The Federal Trade Commission (FTC) filed a lawsuit against Uber, alleging deceptive billing and cancellation practices related to its Uber One subscription service. The complaint claims that the company misled consumers about the subscription's benefits, failed to provide a straightforward cancellation process, and charged users without their explicit consent. The FTC alleges that Uber's advertising suggests savings of $25 a month without adequately disclosing the subscription's monthly cost of $9.99 or annual cost of $96.
FTC Chair Andrew Ferguson emphasized that the agency is committed to protecting consumers from unwanted subscriptions that are difficult to cancel. This lawsuit marks the FTC's first significant action against a major technology company since President Donald Trump began his second term. The agency has ongoing cases against other tech giants like Meta, Google, and Amazon, reflecting a broader scrutiny of the tech industry.
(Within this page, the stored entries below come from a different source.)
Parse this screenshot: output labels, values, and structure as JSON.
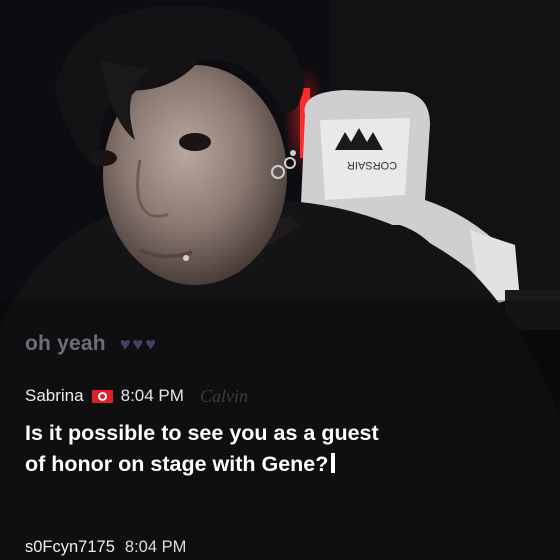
{
  "chat": {
    "messages": [
      {
        "text": "oh yeah",
        "hearts": "♥♥♥",
        "faded": true
      },
      {
        "username": "Sabrina",
        "flag_icon": "tunisia-flag-icon",
        "time": "8:04 PM",
        "text": "Is it possible to see you as a guest of honor on stage with Gene?"
      },
      {
        "username": "s0Fcyn7175",
        "time": "8:04 PM"
      }
    ]
  },
  "colors": {
    "text_primary": "#ffffff",
    "text_secondary": "#e6e6e6",
    "flag_red": "#e11f26"
  }
}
Uber, in response, expressed disappointment with the FTC's allegations, asserting that its sign-up and cancellation processes are transparent and compliant with legal standards. The company claims that users can cancel their subscriptions easily through the app and that it does not charge consumers without their consent.
The lawsuit further highlights a growing concern about consumer protection in the tech sector, with the FTC signaling its intention to closely monitor major companies for compliance with consumer protection laws. As Uber continues to operate with a substantial subscriber base, this legal challenge could impact its business practices and consumer relations moving forward.